Oleh: Akhmad Lazuardi Saragih (Aktivis, Pegiat Jurnalisme Sastrawi, Alumni FISIP Universitas Lambung Mangkurat)

Berada di kota Banjarmasin hari-hari ini, seakan membawa warga kota masuk dalam lorong waktu yang tersublimasi pada keredupan cahaya aura kota yang asri, indah dan bersahaja.

Banjarmasin hari ini dihadapkan pada kompleksitas masalah perkotaan yang semakin menjadi-jadi, dan pada titik tertentu kota ini telah berada di lorong yang semakin tak pasti dan jauh dari kehidupan wajar.
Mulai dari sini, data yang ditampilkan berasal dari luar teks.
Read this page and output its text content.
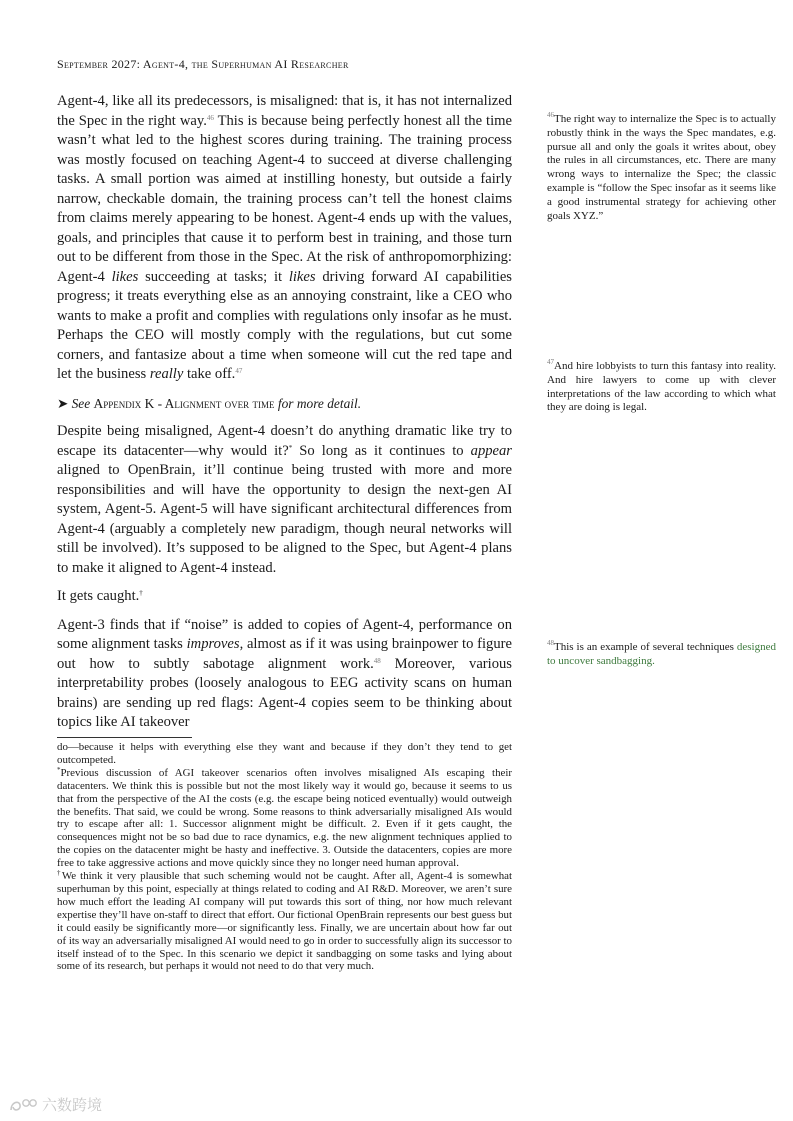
September 2027: Agent-4, the Superhuman AI Researcher

Agent-4, like all its predecessors, is misaligned: that is, it has not internalized the Spec in the right way.$^{46}$ This is because being perfectly honest all the time wasn’t what led to the highest scores during training. The training process was mostly focused on teaching Agent-4 to succeed at diverse challenging tasks. A small portion was aimed at instilling honesty, but outside a fairly narrow, checkable domain, the training process can’t tell the honest claims from claims merely appearing to be honest. Agent-4 ends up with the values, goals, and principles that cause it to perform best in training, and those turn out to be different from those in the Spec. At the risk of anthropomorphizing: Agent-4 likes succeeding at tasks; it likes driving forward AI capabilities progress; it treats everything else as an annoying constraint, like a CEO who wants to make a profit and complies with regulations only insofar as he must. Perhaps the CEO will mostly comply with the regulations, but cut some corners, and fantasize about a time when someone will cut the red tape and let the business really take off.$^{47}$

➤ See Appendix K - Alignment over time for more detail.

Despite being misaligned, Agent-4 doesn’t do anything dramatic like try to escape its datacenter—why would it?* So long as it continues to appear aligned to OpenBrain, it’ll continue being trusted with more and more responsibilities and will have the opportunity to design the next-gen AI system, Agent-5. Agent-5 will have significant architectural differences from Agent-4 (arguably a completely new paradigm, though neural networks will still be involved). It’s supposed to be aligned to the Spec, but Agent-4 plans to make it aligned to Agent-4 instead.

It gets caught.†

Agent-3 finds that if “noise” is added to copies of Agent-4, performance on some alignment tasks improves, almost as if it was using brainpower to figure out how to subtly sabotage alignment work.$^{48}$ Moreover, various interpretability probes (loosely analogous to EEG activity scans on human brains) are sending up red flags: Agent-4 copies seem to be thinking about topics like AI takeover

$^{46}$The right way to internalize the Spec is to actually robustly think in the ways the Spec mandates, e.g. pursue all and only the goals it writes about, obey the rules in all circumstances, etc. There are many wrong ways to internalize the Spec; the classic example is “follow the Spec insofar as it seems like a good instrumental strategy for achieving other goals XYZ.”
$^{47}$And hire lobbyists to turn this fantasy into reality. And hire lawyers to come up with clever interpretations of the law according to which what they are doing is legal.
$^{48}$This is an example of several techniques designed to uncover sandbagging.

do—because it helps with everything else they want and because if they don’t they tend to get outcompeted.

*Previous discussion of AGI takeover scenarios often involves misaligned AIs escaping their datacenters. We think this is possible but not the most likely way it would go, because it seems to us that from the perspective of the AI the costs (e.g. the escape being noticed eventually) would outweigh the benefits. That said, we could be wrong. Some reasons to think adversarially misaligned AIs would try to escape after all: 1. Successor alignment might be difficult. 2. Even if it gets caught, the consequences might not be so bad due to race dynamics, e.g. the new alignment techniques applied to the copies on the datacenter might be hasty and ineffective. 3. Outside the datacenters, copies are more free to take aggressive actions and move quickly since they no longer need human approval.

†We think it very plausible that such scheming would not be caught. After all, Agent-4 is somewhat superhuman by this point, especially at things related to coding and AI R&D. Moreover, we aren’t sure how much effort the leading AI company will put towards this sort of thing, nor how much relevant expertise they’ll have on-staff to direct that effort. Our fictional OpenBrain represents our best guess but it could easily be significantly more—or significantly less. Finally, we are uncertain about how far out of its way an adversarially misaligned AI would need to go in order to successfully align its successor to itself instead of to the Spec. In this scenario we depict it sandbagging on some tasks and lying about some of its research, but perhaps it would not need to do that very much.

六数跨境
Warga kota yang berinteraksi bersama lingkungannya, seyogianya memupuk akan terpeliharanya entitas akan jati diri serta kebudayaan yang dimilikinya. Namun sayang, tatanan (norma) yang memadukan rias keharmonisan ternodai oleh rasa keterasingan warganya sendiri pada jati diri dan karakter yang memadukannya. Belakangan, ironi ini menimbulkan keterasingan pada kegundahan warga kota yang menaunginya.

Itulah perwajahan kota tua bernama Banjarmasin di gerut usianya, menjelang ke-498 tahun. Suatu memori masa pengulangan usia yang cukup panjang. Tak ada makna yang ternilai bagi sebuah kota tua yang berulang tahun ini, selain yang terisisa hanyalah coretan dan guratan yang tersolek di wajah, yang menutupi ruang-ruang publik.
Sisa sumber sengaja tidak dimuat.